This study focused on the effects of tax
systems on economic growth of Nigeria and South Africa
SA, from (2001-2021). The study used Ex-Post Facto
research design. The population of the study included all
African countries; while the sampling methods
embraced purposive sampling techniques that selected
only Nigeria and South Africa because of the similarities
in both countries tax systems and economic growth.
Secondary data was used sourced from World Bank
Data, CBN statistical bulletin, Federal Inland Revenue
(FIRS) from Nigeria, and South African Revenue
Services (SARS), from (2001-2021). The statistical tools
applied was a cross-sectional multi-liner regression,
which included pre-analyses tests such as: Descriptive
Statistics, Pearson Correlation, Unit Root, Co-
integration Test and Error Correction Model. After the
analyses: the adjusted R-squared value for both
countries respectively show that all the independent
variables jointly have the power to explain about 78%,
58% of the systematic variation found in RGDP of
Nigeria and South Africa, while the balance of 22%,
42%, are the stochastic elements in endogenous and
exogenous variables affecting both tax system not
captured in the study VAT is positive and non-
statistically significant in Nigeria, while it is positive and
statistically significant in South Africa; both Nigeria and
South Africa. Stamp and excise duties are positive and
non-statistically significant; again in Nigeria, CGT is
negative and statistically significant, while in South
Africa it is positive and non-statistically significant.

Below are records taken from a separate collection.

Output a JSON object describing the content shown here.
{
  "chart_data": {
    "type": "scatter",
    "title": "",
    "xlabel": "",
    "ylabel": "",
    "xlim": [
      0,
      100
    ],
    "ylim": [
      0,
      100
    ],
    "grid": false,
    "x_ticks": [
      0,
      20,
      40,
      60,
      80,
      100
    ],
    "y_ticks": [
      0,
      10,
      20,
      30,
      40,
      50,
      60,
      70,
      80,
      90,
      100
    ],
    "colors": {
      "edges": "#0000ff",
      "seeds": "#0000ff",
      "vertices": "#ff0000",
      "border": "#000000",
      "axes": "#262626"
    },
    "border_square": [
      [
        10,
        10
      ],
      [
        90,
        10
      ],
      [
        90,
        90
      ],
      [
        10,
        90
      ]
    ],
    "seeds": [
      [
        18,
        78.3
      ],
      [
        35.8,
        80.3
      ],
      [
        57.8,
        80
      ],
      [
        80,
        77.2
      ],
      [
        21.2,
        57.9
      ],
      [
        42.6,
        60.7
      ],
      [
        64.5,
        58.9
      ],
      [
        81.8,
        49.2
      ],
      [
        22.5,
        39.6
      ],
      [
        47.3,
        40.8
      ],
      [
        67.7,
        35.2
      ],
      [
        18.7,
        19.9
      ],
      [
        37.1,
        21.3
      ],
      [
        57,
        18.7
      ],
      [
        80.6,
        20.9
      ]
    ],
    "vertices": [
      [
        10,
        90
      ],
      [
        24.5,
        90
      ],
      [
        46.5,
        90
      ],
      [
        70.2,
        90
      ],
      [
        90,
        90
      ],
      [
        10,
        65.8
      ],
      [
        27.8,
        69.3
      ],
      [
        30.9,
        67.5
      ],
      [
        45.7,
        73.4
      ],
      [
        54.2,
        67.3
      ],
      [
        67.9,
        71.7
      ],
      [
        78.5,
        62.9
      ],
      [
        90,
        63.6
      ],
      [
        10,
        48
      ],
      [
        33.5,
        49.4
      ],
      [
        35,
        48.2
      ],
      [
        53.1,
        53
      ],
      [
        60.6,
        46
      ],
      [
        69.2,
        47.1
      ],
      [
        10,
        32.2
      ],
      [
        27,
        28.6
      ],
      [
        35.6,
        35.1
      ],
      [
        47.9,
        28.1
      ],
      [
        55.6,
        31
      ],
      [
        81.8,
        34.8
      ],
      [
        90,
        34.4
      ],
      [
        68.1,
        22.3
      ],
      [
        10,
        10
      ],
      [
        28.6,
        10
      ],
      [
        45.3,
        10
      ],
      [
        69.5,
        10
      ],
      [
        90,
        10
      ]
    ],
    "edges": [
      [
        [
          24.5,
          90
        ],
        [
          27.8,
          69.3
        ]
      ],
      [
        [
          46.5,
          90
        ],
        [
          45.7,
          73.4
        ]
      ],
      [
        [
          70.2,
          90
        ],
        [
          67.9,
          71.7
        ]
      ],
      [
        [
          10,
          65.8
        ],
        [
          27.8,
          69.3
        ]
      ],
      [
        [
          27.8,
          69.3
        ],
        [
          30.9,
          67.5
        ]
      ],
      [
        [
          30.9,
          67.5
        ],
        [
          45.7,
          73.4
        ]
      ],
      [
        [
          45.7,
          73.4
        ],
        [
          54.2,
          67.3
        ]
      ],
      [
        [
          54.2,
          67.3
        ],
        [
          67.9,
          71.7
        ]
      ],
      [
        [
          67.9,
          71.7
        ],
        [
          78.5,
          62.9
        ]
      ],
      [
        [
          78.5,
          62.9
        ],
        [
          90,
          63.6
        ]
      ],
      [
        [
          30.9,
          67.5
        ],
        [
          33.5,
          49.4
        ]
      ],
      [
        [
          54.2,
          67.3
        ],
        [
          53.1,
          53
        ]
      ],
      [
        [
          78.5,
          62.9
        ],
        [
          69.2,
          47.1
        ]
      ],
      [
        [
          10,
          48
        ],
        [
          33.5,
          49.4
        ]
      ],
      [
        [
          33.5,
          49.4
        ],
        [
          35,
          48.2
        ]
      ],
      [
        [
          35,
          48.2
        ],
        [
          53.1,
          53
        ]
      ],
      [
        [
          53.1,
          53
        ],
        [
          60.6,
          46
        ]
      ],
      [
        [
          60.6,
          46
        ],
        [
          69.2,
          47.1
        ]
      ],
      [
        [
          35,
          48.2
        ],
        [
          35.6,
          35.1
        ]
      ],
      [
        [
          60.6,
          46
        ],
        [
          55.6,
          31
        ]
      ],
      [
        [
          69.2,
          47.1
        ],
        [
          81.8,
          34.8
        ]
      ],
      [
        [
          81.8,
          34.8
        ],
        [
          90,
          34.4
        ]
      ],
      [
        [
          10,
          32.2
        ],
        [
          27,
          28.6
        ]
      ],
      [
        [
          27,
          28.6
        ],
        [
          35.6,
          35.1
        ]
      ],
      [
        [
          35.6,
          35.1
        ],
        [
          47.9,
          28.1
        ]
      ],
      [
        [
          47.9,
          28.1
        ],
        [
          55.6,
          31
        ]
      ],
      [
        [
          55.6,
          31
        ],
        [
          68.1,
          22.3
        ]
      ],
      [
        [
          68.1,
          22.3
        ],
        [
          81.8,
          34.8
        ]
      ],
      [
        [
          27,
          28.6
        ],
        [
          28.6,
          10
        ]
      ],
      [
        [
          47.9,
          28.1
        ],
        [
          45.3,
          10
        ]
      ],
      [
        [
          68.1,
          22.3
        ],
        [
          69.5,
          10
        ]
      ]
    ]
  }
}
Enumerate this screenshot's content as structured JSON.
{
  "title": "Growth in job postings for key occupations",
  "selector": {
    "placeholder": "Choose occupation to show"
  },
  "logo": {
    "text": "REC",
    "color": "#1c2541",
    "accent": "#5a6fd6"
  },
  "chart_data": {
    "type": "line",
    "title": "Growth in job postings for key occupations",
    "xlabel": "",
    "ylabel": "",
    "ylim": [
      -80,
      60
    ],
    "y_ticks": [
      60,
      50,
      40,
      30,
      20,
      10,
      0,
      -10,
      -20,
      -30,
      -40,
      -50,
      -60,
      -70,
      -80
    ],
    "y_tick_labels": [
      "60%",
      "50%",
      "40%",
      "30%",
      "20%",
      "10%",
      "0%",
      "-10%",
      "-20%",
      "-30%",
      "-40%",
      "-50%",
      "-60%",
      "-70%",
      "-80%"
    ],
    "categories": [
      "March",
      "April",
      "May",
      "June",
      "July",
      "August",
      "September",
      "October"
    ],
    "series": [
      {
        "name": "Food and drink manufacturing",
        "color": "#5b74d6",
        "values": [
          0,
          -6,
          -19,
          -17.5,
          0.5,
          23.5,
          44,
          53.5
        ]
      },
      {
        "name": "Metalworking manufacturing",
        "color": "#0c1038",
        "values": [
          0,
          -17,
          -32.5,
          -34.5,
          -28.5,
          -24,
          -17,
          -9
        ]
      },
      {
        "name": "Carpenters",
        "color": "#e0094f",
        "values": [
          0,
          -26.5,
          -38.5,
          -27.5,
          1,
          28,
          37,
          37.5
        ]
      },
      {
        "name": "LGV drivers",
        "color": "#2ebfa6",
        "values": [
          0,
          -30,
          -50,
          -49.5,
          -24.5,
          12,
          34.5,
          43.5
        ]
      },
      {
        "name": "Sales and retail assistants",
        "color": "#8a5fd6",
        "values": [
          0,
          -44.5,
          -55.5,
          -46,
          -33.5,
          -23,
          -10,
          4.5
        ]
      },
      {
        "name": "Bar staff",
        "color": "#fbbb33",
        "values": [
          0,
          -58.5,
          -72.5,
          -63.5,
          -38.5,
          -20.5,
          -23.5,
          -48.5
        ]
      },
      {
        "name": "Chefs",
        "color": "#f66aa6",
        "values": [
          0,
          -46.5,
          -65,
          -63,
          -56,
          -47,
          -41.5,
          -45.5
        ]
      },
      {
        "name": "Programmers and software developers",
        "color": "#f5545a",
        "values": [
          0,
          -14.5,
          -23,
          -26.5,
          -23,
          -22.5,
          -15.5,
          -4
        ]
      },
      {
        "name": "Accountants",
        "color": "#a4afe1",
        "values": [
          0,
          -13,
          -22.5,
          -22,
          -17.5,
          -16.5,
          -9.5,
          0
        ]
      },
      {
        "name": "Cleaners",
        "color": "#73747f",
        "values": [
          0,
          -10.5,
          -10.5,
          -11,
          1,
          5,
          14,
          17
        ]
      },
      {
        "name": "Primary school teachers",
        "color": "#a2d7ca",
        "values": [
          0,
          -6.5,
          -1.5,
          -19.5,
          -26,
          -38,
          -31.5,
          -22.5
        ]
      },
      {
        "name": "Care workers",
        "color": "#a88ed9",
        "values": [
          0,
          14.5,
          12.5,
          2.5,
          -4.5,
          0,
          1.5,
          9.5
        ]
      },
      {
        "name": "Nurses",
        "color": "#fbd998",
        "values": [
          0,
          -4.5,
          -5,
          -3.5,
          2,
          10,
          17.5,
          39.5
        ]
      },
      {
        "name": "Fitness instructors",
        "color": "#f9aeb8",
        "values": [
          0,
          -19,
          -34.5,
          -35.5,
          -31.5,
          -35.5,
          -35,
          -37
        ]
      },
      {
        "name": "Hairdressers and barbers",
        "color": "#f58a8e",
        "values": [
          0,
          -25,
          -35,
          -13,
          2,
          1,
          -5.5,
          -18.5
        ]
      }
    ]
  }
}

Therefore, it is recommended that administrator of tax,
can improved in tax collection and avoidance in both
countries; the insignificant of VAT GDP can be avoided
through transparency in administrations. Also,
governments of both countries should encourage
domestic and foreign operations to increase capital gain
tax and ensure adherence on the withholding tax laws.
Keywords : Tax system Value Added Tax(VAT),Economic Growth, Nigeria and South Africa.